Leigh Botts has been author Boyd Henshaw's number one fan ever since he was in second grade. Now in sixth grade, Leigh lives with his mother and is the new kid at school. He's lonely, troubled by the absence of his father, a cross-country trucker, and angry because a mysterious thief steals from his lunchbag. Then Leigh's teacher assigns a letter-writing project. Naturally Leigh chooses to write to Mr. Henshaw, whose surprising answer changes Leigh's life.
Otis Spofford

Reading Level: 8+
There was nothing Otis Spofford liked better than stirring up a little excitement, particularly at school. A less resourceful teacher than Mrs. Gitler would have found him pretty hard to take. But even Mrs. Gitler did not entirely relish the bullfight at the fiesta arranged for the P.T.A. meeting. Otis was disappointed at not being the toreador, but as the front half of the bull he managed to steal the whole show, to the annoyance of his classmates and his teacher. It was then that Mrs. Gitler suggested that Otis might someday get his comeuppance.
Of all Otis's acquaintances, the neat and well-behaved Ellen Tebbits was the one he most enjoyed teasing. Strangely enough, it was Ellen who at last brought about his comeuppance. But before that happens, his losing spitball battle with Mrs. Gitler, his surprising affection for the experimental baby rat, and his insect collecting on behalf of the football hero provide a feast of fun for any child or grownup.
Ellen Tebbits

Reading Level: 8+
Ellen was eight years old and wore bands on her teeth. Her best friend had just moved away and she missed her. Still, as she walked to the Spofford School of the Dance one Saturday, she was almost glad she had no best friend. Best friends do not have secrets from each other, and Ellen had a secret she did not want to share with anyone. But by the time the dancing lesson was over (surely the most devastating dancing lesson on record), Ellen had found a best friend and shared her secret. The best friend was Austine, and the secret was that Ellen was wearing woolen underwear.

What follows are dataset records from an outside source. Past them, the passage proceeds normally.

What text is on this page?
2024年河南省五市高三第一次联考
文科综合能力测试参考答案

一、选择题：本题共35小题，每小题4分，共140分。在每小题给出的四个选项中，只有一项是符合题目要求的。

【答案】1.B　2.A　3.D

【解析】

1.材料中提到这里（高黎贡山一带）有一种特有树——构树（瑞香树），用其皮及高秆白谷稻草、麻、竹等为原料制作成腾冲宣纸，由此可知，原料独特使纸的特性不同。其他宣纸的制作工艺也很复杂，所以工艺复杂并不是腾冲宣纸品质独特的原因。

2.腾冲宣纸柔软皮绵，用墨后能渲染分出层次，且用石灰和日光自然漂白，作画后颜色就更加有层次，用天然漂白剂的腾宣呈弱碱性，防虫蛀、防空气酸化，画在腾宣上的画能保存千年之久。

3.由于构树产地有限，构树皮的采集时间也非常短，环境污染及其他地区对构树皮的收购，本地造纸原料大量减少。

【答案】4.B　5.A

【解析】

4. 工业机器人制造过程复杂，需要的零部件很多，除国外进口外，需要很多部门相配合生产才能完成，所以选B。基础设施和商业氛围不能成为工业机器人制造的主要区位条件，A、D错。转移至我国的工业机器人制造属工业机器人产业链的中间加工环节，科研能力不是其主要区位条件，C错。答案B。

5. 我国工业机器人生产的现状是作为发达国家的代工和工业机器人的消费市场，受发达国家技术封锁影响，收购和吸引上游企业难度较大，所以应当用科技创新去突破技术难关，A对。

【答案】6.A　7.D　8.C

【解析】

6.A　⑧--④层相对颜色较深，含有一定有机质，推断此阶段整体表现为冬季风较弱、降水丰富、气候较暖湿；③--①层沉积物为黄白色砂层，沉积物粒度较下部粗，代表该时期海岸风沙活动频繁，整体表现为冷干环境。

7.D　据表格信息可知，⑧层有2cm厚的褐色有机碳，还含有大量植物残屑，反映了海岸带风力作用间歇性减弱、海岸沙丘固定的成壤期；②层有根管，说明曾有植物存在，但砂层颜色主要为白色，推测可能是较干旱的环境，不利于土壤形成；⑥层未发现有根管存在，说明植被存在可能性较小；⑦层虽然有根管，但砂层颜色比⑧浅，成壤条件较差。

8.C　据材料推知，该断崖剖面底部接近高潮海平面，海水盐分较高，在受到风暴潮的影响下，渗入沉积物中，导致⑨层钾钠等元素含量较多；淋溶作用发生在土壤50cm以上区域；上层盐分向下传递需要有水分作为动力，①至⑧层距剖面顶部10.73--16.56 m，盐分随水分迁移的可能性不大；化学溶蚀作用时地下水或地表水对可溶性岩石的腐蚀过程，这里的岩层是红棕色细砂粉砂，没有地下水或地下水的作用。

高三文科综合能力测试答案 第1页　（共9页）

So was Austine!
Emily's Runaway Imagination

Reading Level: Age 9+
Can imaginative Emily make her biggest dream come true?
Spunky Emily Bartlett lives in an old farmhouse in Pitchfork, Oregon'at a time when automobiles are brand-new inventions and libraries are a luxury few small towns can afford. Her runaway imagination leads her to bleach a horse, hold a very scary sleepover, and feed the hogs an unusual treat. But can she use her lively mind to help bring a library to Pitchfork? Adventure is pretty scarce in Pitchfork, Oregon. So why shouldn't Emily bleach Dad's old plow horse or try some of her other ideas?
Muggie Maggie

Reading Level: Age 7+
At first, Maggie is just being contrary when she tells her parents she doesn't need to learn cursive. Then her teacher, Mrs. Leeper, says Maggie's cursive is so untidy her name looks like "Muggie," and Maggie decides she will never, never read or write cursive. Nobody can make her. But when Mrs. Leeper appoints Maggie class mail messenger, the notes Maggie must carry are in cursive. Maggie can't read the notes, but she suspects some of them are about her. Now she really has a problem!